Le manque de suivi des recommandations du CNSR est en partie imputable à l'éclatement de la politique de la sécurité routière entre différents ministères. Cet éclatement a été dénoncé au mois de juillet dans un rapport, resté confidentiel, de l'inspection générale de l'administration, rédigé sous la direction de Marianne Bondaz. « Le dispositif est dispersé entre de très nombreux acteurs », écrit-elle. « Lorsque le pilotage ne se situe pas au plus haut niveau de l'Etat, la responsabilité est diluée et la délégation à la sécurité et à la circulation routières peine à imposer ses priorités ». Elle déplore l'absence de comité interministériel « depuis trois ans ». Elle estime qu'il en faut « au moins une fois par an ».

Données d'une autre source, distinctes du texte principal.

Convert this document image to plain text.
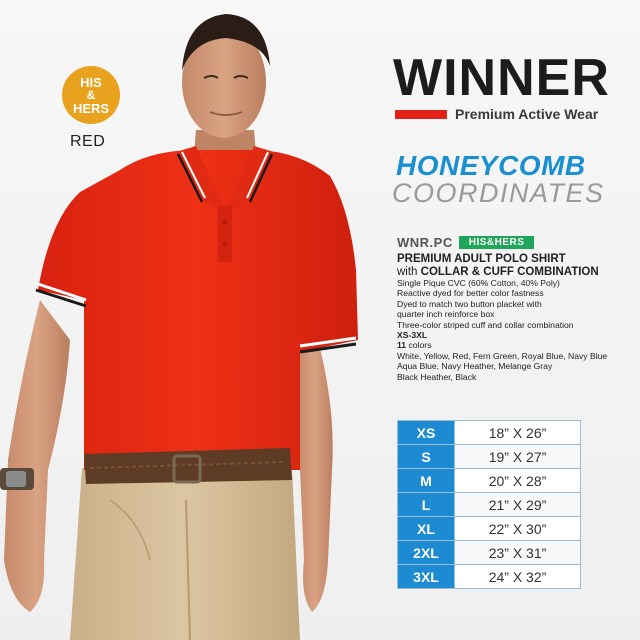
HIS
&
HERS
RED
WINNER
Premium Active Wear
HONEYCOMB
COORDINATES
WNR.PC	HIS&HERS
PREMIUM ADULT POLO SHIRT
with COLLAR & CUFF COMBINATION
Single Pique CVC (60% Cotton, 40% Poly)
Reactive dyed for better color fastness
Dyed to match two button placket with
quarter inch reinforce box
Three-color striped cuff and collar combination
XS-3XL
11 colors
White, Yellow, Red, Fern Green, Royal Blue, Navy Blue
Aqua Blue, Navy Heather, Melange Gray
Black Heather, Black
XS	18” X 26”
S	19” X 27”
M	20” X 28”
L	21” X 29”
XL	22” X 30”
2XL	23” X 31”
3XL	24” X 32”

La France derrière ses voisins européens
Ce rapport sur l'évaluation de la politique de sécurité routière indique qu'« au regard des résultats de nos voisins, des progrès (en termes de mortalité routière) sont encore possibles, la France se situant derrière le Royaume-Uni, les Pays-Bas, l'Allemagne ou la Suisse ». D'ailleurs, les statistiques ne permettent pas de comptabiliser correctement le nombre des blessés graves, souligne-t-il.
Il propose des « pistes d'optimisation » en matière de « constatation des infractions » comme la vérification que les véhicules flashés par les radars sont bien assurés (possible en connectant le système d'immatriculation et les fichiers des assurances). Il préconise aussi plus de verbalisations à la volée ou par vidéo.
Il ajoute que « l'acceptabilité de la politique de sécurité routière doit s'accompagner d'une information claire et argumentée corrigeant les informations erronées répandues notamment via Internet ». Parmi ces idées communément colportées, celle que « les radars seraient la pompe à fric de l'Etat ». Or les recettes du contrôle sanction automatisé (0,8 milliard d'euros) sont très inférieures au coût de la politique de sécurité routière (8 milliards d'euros) et au coût de l'insécurité routière (20 milliards d'euros au minimum).